Tres vías para avanzar, apunta la escritora brasileña Ana Mª Machado en la aportación ya mencionada sobre este tema: seleccionar la literatura de calidad, hacer una lectura crítica que descubra los condicionantes ideológicos ocultos presentes en todo libro y ofrecerles una oferta amplia y diversa de todos los países, que muestre la riqueza de otras culturas y razas. Lo importante no es escribir «libros multiculturales», sino, como bien dice Carmen Diana Dearden, preparar un «lector multicultural un lector abierto a ver el mundo desde distintas perspectivas, abierto a reconocer y valorar las diferencias; sensible a las riquezas de su propia cultura y la de los demás; en conclusión, que se reconoce a sí mismo y acepta al otro»10.

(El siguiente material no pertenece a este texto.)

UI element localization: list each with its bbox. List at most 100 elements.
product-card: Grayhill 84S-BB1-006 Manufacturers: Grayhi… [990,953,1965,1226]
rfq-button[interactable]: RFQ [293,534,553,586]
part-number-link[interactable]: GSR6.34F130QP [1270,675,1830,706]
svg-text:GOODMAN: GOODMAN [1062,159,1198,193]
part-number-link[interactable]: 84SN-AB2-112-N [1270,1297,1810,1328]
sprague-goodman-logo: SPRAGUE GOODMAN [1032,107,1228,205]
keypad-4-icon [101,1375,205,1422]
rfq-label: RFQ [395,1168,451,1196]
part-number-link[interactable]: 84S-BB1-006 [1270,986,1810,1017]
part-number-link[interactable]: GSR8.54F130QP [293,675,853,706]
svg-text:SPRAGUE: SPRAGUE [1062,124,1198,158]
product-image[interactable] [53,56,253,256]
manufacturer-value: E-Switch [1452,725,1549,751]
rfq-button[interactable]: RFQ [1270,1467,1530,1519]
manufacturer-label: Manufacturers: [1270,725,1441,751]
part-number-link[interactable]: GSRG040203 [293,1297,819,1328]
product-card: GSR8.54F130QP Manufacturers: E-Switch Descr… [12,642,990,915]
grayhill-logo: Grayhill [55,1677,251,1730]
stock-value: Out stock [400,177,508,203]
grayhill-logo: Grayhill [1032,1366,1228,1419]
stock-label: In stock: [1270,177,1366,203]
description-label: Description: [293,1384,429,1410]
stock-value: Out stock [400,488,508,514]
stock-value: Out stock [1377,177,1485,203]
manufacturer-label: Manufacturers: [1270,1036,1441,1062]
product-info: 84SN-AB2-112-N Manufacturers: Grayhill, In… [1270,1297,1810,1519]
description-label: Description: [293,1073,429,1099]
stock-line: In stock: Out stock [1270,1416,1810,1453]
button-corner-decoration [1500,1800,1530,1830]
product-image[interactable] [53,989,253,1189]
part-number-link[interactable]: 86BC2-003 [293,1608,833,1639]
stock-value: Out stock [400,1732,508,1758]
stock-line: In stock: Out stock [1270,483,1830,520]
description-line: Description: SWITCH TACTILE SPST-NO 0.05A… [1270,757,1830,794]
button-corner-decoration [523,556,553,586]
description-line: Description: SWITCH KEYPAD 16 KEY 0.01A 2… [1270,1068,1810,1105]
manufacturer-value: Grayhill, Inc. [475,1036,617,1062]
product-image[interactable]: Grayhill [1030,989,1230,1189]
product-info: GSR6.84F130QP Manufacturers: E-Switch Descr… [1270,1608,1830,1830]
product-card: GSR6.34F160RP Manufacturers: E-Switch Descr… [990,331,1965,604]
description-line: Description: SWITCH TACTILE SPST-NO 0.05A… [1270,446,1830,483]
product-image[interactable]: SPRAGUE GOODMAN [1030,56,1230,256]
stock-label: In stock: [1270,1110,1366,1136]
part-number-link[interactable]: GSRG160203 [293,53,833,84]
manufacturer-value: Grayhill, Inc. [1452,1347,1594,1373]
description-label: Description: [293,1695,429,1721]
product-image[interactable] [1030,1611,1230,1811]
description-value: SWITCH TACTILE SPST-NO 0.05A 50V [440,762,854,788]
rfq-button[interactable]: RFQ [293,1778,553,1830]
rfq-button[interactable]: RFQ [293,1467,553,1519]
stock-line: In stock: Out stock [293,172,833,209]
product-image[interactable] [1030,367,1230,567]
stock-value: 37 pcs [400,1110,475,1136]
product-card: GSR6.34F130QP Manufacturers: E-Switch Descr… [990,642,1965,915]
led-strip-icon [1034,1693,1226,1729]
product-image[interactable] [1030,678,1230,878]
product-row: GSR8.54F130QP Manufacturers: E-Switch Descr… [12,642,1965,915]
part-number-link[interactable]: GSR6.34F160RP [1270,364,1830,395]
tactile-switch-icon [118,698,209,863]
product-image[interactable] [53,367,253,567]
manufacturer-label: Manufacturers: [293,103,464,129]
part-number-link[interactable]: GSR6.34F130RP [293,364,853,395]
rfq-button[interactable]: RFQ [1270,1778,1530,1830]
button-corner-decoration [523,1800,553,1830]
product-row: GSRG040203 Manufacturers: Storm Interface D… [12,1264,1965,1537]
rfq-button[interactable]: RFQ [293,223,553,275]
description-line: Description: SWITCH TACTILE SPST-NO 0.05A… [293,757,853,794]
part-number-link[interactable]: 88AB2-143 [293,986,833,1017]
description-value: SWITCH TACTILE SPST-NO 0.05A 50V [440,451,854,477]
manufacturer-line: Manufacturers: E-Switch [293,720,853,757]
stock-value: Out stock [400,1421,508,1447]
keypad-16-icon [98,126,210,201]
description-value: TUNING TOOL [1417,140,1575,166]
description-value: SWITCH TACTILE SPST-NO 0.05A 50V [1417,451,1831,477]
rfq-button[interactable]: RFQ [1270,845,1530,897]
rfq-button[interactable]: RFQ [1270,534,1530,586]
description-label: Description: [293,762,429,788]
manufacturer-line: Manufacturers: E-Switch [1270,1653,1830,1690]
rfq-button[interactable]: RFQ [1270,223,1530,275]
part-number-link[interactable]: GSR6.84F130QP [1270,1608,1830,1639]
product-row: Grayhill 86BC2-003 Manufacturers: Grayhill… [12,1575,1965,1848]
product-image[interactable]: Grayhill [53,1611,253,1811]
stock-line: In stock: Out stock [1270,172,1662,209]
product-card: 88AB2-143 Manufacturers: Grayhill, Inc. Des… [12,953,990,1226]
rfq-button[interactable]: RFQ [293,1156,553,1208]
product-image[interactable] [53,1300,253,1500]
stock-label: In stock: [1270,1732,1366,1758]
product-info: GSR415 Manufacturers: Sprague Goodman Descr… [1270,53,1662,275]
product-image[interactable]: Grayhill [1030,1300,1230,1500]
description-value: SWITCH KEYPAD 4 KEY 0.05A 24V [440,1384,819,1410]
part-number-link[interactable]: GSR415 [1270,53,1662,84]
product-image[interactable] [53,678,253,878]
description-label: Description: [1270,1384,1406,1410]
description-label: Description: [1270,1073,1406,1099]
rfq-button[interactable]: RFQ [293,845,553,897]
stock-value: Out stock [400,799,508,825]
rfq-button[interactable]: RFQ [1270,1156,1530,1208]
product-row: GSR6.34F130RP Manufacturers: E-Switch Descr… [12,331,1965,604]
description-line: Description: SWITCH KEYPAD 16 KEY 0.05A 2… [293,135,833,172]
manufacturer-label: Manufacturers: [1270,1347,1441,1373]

En definitiva, los profesores de Literatura podemos contribuir a la formación moral de los niños y jóvenes sin manipulación. Lo tenemos que hacer:

  • Seleccionando solamente los buenos libros de todos los tiempos, los clásicos y los modernos, los que se han escrito y escriben para este público, y los que ellos han adoptado y se apropian cada día.
  • Ayudándoles a descubrir su contenido revelador, sus aportaciones al conocimiento y a la expresión de interrogantes sobre la condición del ser humano, como individuo y como ser social en un mundo global.
  • Con los libros auténticos, ética y estéticamente, los libros sinceros y llenos de fuerza interior: la literatura verdadera y necesaria que no morirá nunca. Porque los libros no van a salvar a la humanidad ni nos darán todas las respuestas, pero ampliarán nuestra comprensión de lo que somos y el conocimiento de los otros, y seguro que nos inducirán a formularnos nuevas preguntas para avanzar. ¿Hacia un mundo de libertad, igualdad y justicia? Eso ya depende también de nosotros...

Párrafos destacables en su publicación:

En la hora del «neoliberalismo» y el «pensamiento único», hay que mantener sin desmayo el esfuerzo de lo posible para seguir aspirando a la justicia global indispensable.

La buena literatura siempre es profundamente moral, mientras que muchos libros que abordan expresamente cuestiones éticas o tratan «temas transversales» no alcanzan ese objetivo.

Ayudaremos a una buena formación moral de nuestros jóvenes si sabemos demostrar, en los libros y en la vida, la ridiculez y el carácter retrógrado de los esquematismos y las estrecheces ideológicas.

Los libros no van a salvar a la humanidad ni nos darán todas las respuestas, pero ampliarán nuestra comprensión de lo que somos y el conocimiento de los otros, y seguro que nos inducirán a formularnos nuevas preguntas para avanzar.